Il secondo traguardo: oltre le calorie.

Luigi Campanella, già Presidente SCI

Il secondo traguardo dello sviluppo sostenibile per le Nazioni Unite si focalizza sulla lotta entro il 2030 contro la cattiva nutrizione in tutte le sue forme. Una nuova ricerca sull’argomento dimostra che per raggiungere questo traguardo è necessario un approccio nuovo rispetto alla definizione dei limiti della sufficienza di nutrienti nell’alimentazione dei cittadini del Pianeta. Lo studio è stato pubblicato in ” Frontiers in sustainable food systems”.

https://www.frontiersin.org/articles/10.3389/fsufs.2018.00057/full?utm_source=FWEB&utm_medium=NBLOG&utm_campaign=ECO_FSUFS_calories-nutrients

E’ il primo studio che cerca di mappare quantitativamente a livello globale il flusso di energia, proteine, grassi, amminoacidi essenziali e micronutrienti dal campo di cultura al piatto e di identificare i punti caldi dove si perdono nutrienti. Lo studio mostra che mentre produciamo nutrienti in quantità molto maggiore di quanto richiesto dalla popolazione del Pianeta, le inefficienze nella catena di distribuzione comportano deficienze alimentari. La ricerca sottolinea le complessità che sorgono nel mettere a punto un sistema di alimentazione equilibrato, che solo può essere maneggiato con un approccio olistico. Le innovazioni di approccio che si richiedono derivano dal fatto che attualmente la sicurezza alimentare è valutata in termini di calorie, mentre la cosiddetta fame nascosta, cioè la malnutrizione di micronutrienti, affligge più di 2 miliardi di persone nel mondo

Attualmente i differenti aspetti del sistema alimentare globale sono trattati in termini di tonnellate o chili, e diventa difficile definirne sufficienza o meno e rispetto a quante persone tali quantità possano garantire alimentazione sufficiente.

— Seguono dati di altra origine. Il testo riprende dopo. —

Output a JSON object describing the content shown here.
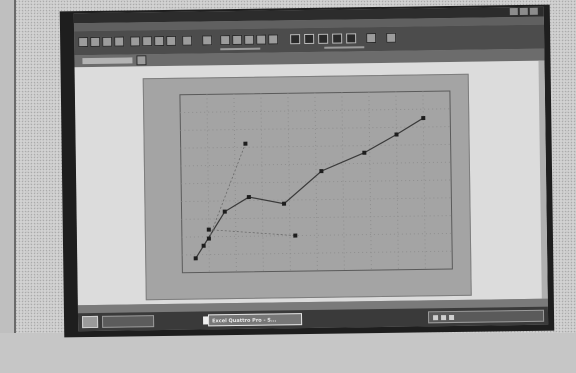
{
  "taskbar": {
    "items": [
      {
        "label": ""
      },
      {
        "label": "Excel Quattro Pro - S..."
      }
    ]
  },
  "colors": {
    "screen": "#8a8a8a",
    "plot_bg": "#a4a4a4",
    "window_bg": "#dcdcdc",
    "taskbar": "#3a3a3a"
  },
  "icons": [
    "start-icon",
    "app-icon",
    "tray-icon"
  ],
  "chart_data": {
    "type": "scatter",
    "title": "",
    "xlabel": "",
    "ylabel": "",
    "grid": true,
    "xlim": [
      0,
      10
    ],
    "ylim": [
      0,
      10
    ],
    "series": [
      {
        "x": [
          0.5,
          0.8,
          1.6,
          2.5,
          3.8,
          5.2,
          6.8,
          8.0,
          9.0
        ],
        "y": [
          0.8,
          1.5,
          3.4,
          4.2,
          3.8,
          5.6,
          6.6,
          7.6,
          8.5
        ]
      },
      {
        "x": [
          1.0,
          4.2
        ],
        "y": [
          2.4,
          2.0
        ]
      },
      {
        "x": [
          1.0,
          2.4
        ],
        "y": [
          1.9,
          7.2
        ]
      }
    ]
  }
}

Il capofila dell’equipe che ha svolto la ricerca ha dichiarato: ”vogliamo, per la prima volta, valutare l’intero sistema alimentare in unità di misura utili-nutrienti medi per persona- guardando a tutti i nutrienti essenziali per la buona salute”. Il gruppo di ricerca ha utilizzato i dati forniti dalla FAO circa i bilanci alimentari e le composizioni nutrizionali per quantificare proteine digeribili, grassi, calorie, aminoacidi e micronutrienti (calcio, zinco, ferro, folato, vitamine A, B6, B12, C) attraverso la catena di distribuzione, dalla produzione in campo all’alimento sulla tavola.

Le perdite di alimenti e nutrienti sono state calcolate dai dati regionali sui rifiuti delle Nazioni Unite e tutti i dati quantitativi sono stati normalizzati per mediare per persona e per giorno. I valori delle forniture di nutrienti sono stati confrontati alla richieste medie nutrizionali per stabilire circa la sufficienza o meno. I ricercatori sono stati colpiti dal risultato: tutti i nutrienti, non le calorie corrispondenti, sono distribuiti in quantità sufficienti. Studi precedenti avevano dimostrato che noi produciamo più dei nostri bisogni in termini di calorie (5500-6000 kcal per persona per giorno), ma mentre per alcuni nutrienti si arriva ad un eccesso di quasi 5 volte, i dati su proteine e micronutrienti essenziali sono di segno completamente opposto, in più con gravi diseguaglianze nella disponibilità di cibo e con differenti tempi e fasi nella perdita (raccolto, stoccaggio, utilizzo a fini energetici). Queste informazioni sono preziose per interventi preventivi a salvaguardia di un equilibrio alimentare globale.